Jan Decleir comme Gilles de Rais.
En effet
Gilles! est avant tout un texte passionnant. Claus s'est inspiré du personnage légendaire de Gilles de Rais, qui, pendant la guerre de cent ans, combattit les Anglais aux côtés de Jeanne d'Arc, et contribua ainsi à assurer le trône au roi de France Charles VII.
Au cours d'une acclamie, Gilles se retira dans son château de Tiffauges où il investit son énergie inemployée dans sa passion pour l'alchimie et dans les horribles sévices sexuels et décapitations infligés à quelque deux cents garçonnets. Au terme d'un procès ecclésiastique, ce ‘maréchal de France’ de 30 ans fut pendu en 1440.
A partir des minutes authentiques de ce procès historique, Claus campe son propre Gilles. Sur scène, Gilles/Decleir fait face deux heures et demie durant à ses juges/spectateurs. Les paroles qu'il prononce sont autant de réponses aux questions imaginaires du tribunal. Des commentaires et déclarations de Gilles, mêlés à la ‘voix de ses pensées’, naît un texte puissant qui cisèle au burin une tranche d'existence humaine bien supérieure à l'anecdote historique et aux clichés littéraires du genre Barbe-Bleue.
Avec une solide dose d'arrogance, Gilles commence par rejeter toutes les accusations.
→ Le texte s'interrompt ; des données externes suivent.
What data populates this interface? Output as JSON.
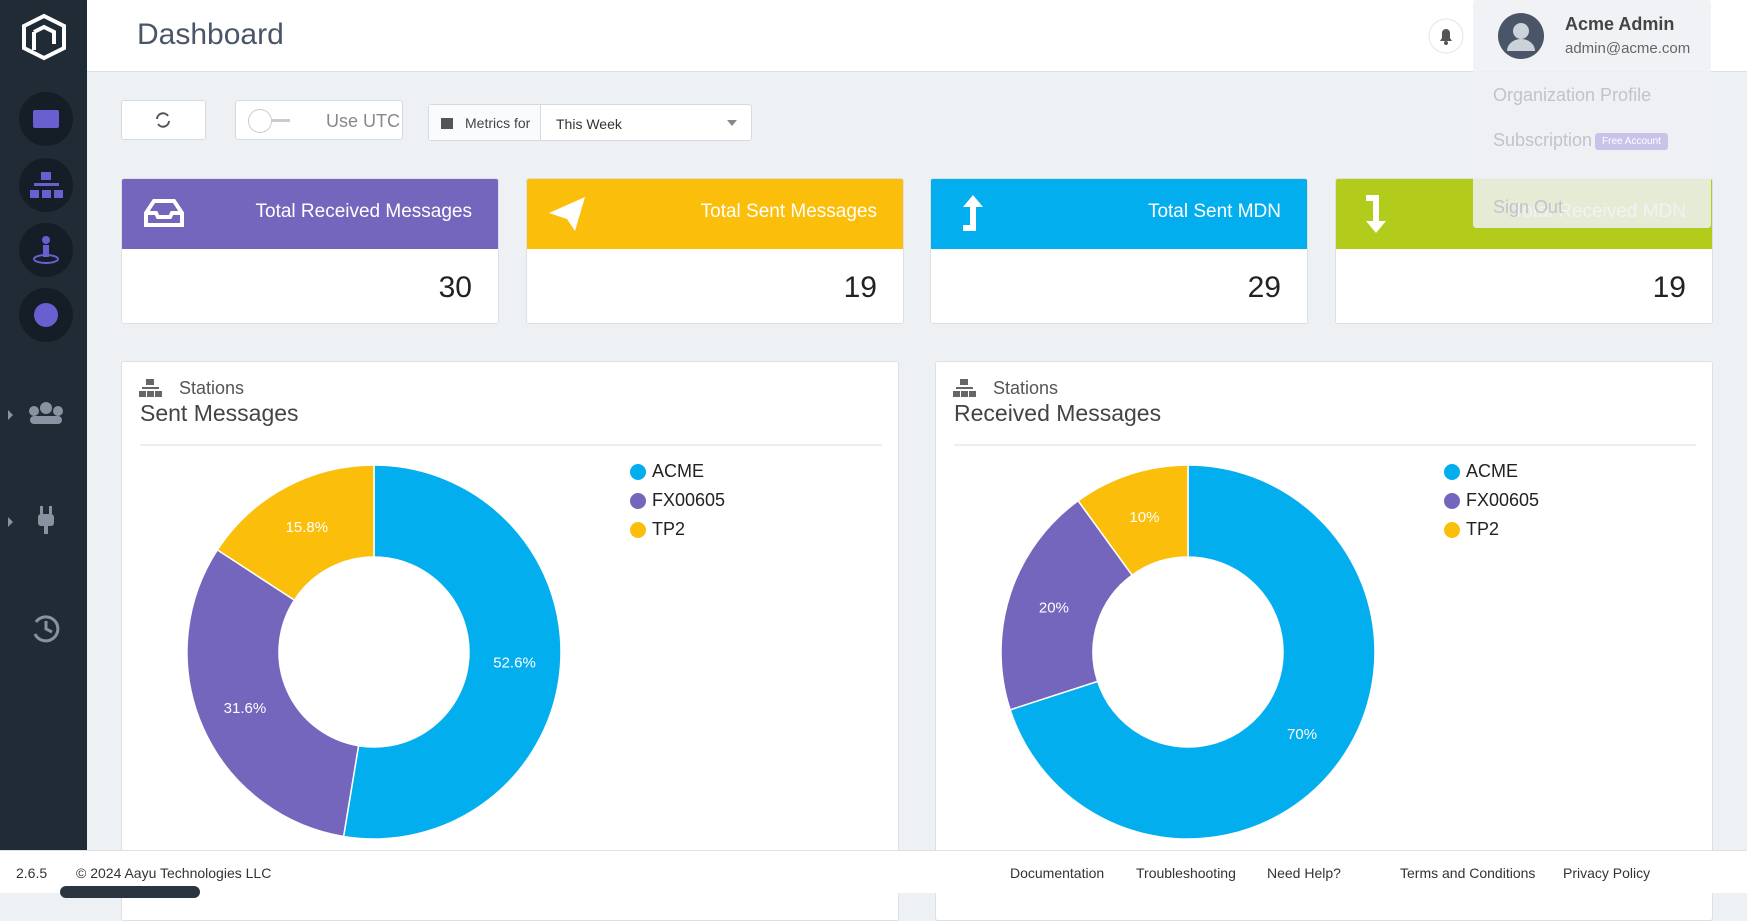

Drapé dans un somptueux costume, avec un visage impressionnant de travesti voilé de longs cheveux teints, il lui arrive de prendre des poses maniéristes et efféminées. Il pousse même le défi jusqu'à attaquer la véritable corruption dans l'Eglise et l'Etat, dont les représentants siègent devant lui, et contre la véritable exploitation des enfants dans la société.
Mais quand tombe le mot ‘excommunication’, il ploie sous l'angoisse. L'idée d'être exclu de l'éternité lui est insupportable. Derrière la phobie du noble médiéval pour la peine la plus lourde qu'on pût imaginer à l'époque, se cache un peu de l'insoluble tension entre la temporalité et l'aspiration à l'éternité, entre la vie et la survie.
Dans la dernière partie, son épouvante se mue en nostalgie. Gilles porte maintenant une haire, il a perdu ses longs cheveux. Cette ‘purification’ à laquelle Claus nous amène insensiblement depuis le début de la représentation, la grande sénérité des chants latins du jeune ténorino flamand Steve Dugardin, qui passe de temps en temps en bure de moine, nous la rend audible.
Et pourtant la représentation ne s'achève pas sans conditions dans l'humble confession du criminel. Juste avant qu'il ne s'enfonce dans la mort, la lutte entre le bien et le mal que Claus projette dans son personnage connaît une surprenante issue. Dans l'univers de Gilles, le Mal finit par l'emporter sur le Bien.
Au cours de toute la représentation, la double présence qui hante Gilles et qu'il invoque successivement confère à ce duel un relief particulier: d'une part sainte Jeanne d'Arc, qu'il appelle sa ‘petite soeur’ et ‘son petit gamin déguisé’, et le diable Barron, son ‘amant noir’, le ‘doux démon’. Au moment où il trahit Barron, ce dernier se manifeste sauvagement dans son corps. Et dans la bouche de Gilles, c'est alors tout l'édifice céleste (médiéval) qui s'écroule: la crainte révérentielle de Dieu s'évanouit dans la certitude de son absence.
Cette certitude met un terme à la dualité dramatique entre le moi et dieu qui déchire Gilles. La mort de Jeanne lui a laissé un sentiment de culpabilité, parce qu'il ne l'a pas sauvée, et des rancoeurs vis-à-vis de Dieu qui l'a permise. Dans cette optique, ses meurtres rituels d'enfants expriment aussi bien la torture de soi que le blasphème. Où se trouve en fin de compte l'origine des plaisirs criminels?
Gilles est écartelé entre le Dieu inaccessible pour lequel il a combattu et poursuivi la gloire sa vie durant, et l'Homme lui-même, mesure de toutes choses. S'exprimant dans les catégories mentales médiévales, Gilles révèle en fait un puissant individualisme païen. Il est une éternelle figure de transition, peut-être bien le despote éclairé et l'‘auto-illusionniste’ qui se cache en tout homme.
Gilles! est une représentation qui ne vise pas d'abord à réincarner un personnage de chair et de sang. L'acteur donne plutôt corps à un certain nombre de forces contradictoires qui déchirent l'homme, forces qu'il débusque et auxquelles il confère, par la magie des images poétiques, une présence mythique. Aussi le texte que nous abandonne l'acteur me paraîtil finalement plus important que le personnage.